Grand Central Art Center was awarded a multi-year program support grant from The Andy Warhol Foundation for the Visual Arts in support of its artist-in-residence program. This marks GCAC’s fourth multi-year program support grant from the foundation since 2014, a testament to the center’s commitment to fostering innovative, socially engaged art practices.
“Grand Central Art Center’s residency program offers artists unique opportunities and generous resources to develop long-term community collaborations,” said Rachel Bers, program director of The Andy Warhol Foundation for the Visual Arts. “We are happy to support its commitment to artist-led and process-oriented programs that bring the voices of artists into meaningful conversation with community members around issues of local and national significance.”
This grant, which amounts to $80,000 over two years, will support the research development and realization of projects by an extraordinary lineup of artists, including Jon Rubin, Carlos Viani, Jennifer Ygual, Anna Berenice Garner, Sean Sarmiento, Gregory Sale, Kelley-Ann Lindo, Ben Kinsley, Pilar Agüero-Esparza, Glenda León, Martin Kersels and Enrique Ramírez, among others.
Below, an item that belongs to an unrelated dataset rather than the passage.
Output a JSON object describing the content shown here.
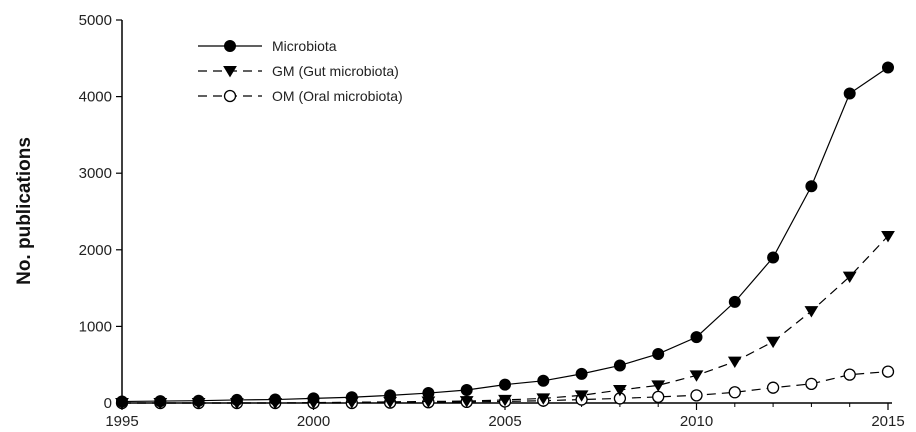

Their projects will explore themes ranging from family memory and diasporic identity to ecological crises and cultural erasure, continuing GCAC’s legacy of amplifying voices and fostering critical dialogue.
GCAC joins a distinguished group of peer institutions receiving multi-year program support this round, including Contemporary Arts Museum Houston, Project Row Houses, CUE Art Foundation, Pioneer Works, The Laundromat Project and Southern Exposure, among others. This recognition places GCAC in the company of organizations that are leading the field in advancing artistic experimentation and freedom of expression.
As part of its mission, GCAC’s artist-in-residence program emphasizes a fluid and open creative process, allowing artists to engage deeply with local communities and explore themes that resonate both locally and nationally. Upcoming residency projects launching in the coming month, such as Rubin’s “The Stolen Dove,” which reimagines a symbolic element of the Alex Odeh monument in front of the city of Santa Ana’s library into a mobile monument for peace, and Viani’s “Next of Kin,” an exploration of family memory and loss, exemplify the transformative potential of these residencies.
“The intense pressure placed on artists and the organizations that sustain their work reinforces the foundation’s commitment to support and uplifts the vital work they do,” said Joel Wachs, president of The Andy Warhol Foundation for the Visual Arts.
This continued support will enable the center to further its mission of fostering creativity, collaboration and community engagement.
Following Warhol’s will, the mission of The Andy Warhol Foundation for the Visual Arts is the advancement of the visual arts. The foundation manages an innovative and dynamic grants program while also preserving Warhol’s legacy through creative and responsible licensing policies and extensive scholarly research for ongoing catalogue raisonné projects. To date, the foundation has given nearly $330 million in grants to over 1,000 arts organizations around the country and abroad and has donated 52,786 works of art to 322 institutions worldwide.
Stay tuned for updates on exciting projects, supported in part by The Andy Warhol Foundation for the Visual Arts grant, including the highly anticipated launch of “The Stolen Dove.” This groundbreaking work will debut its first activation in the coming weeks at the Sundance Film Festival in Park City, Utah, in collaboration with the premiere of the documentary film “Who Killed Alex Odeh?” by filmmakers Jason Osder and William Lafi Youmans.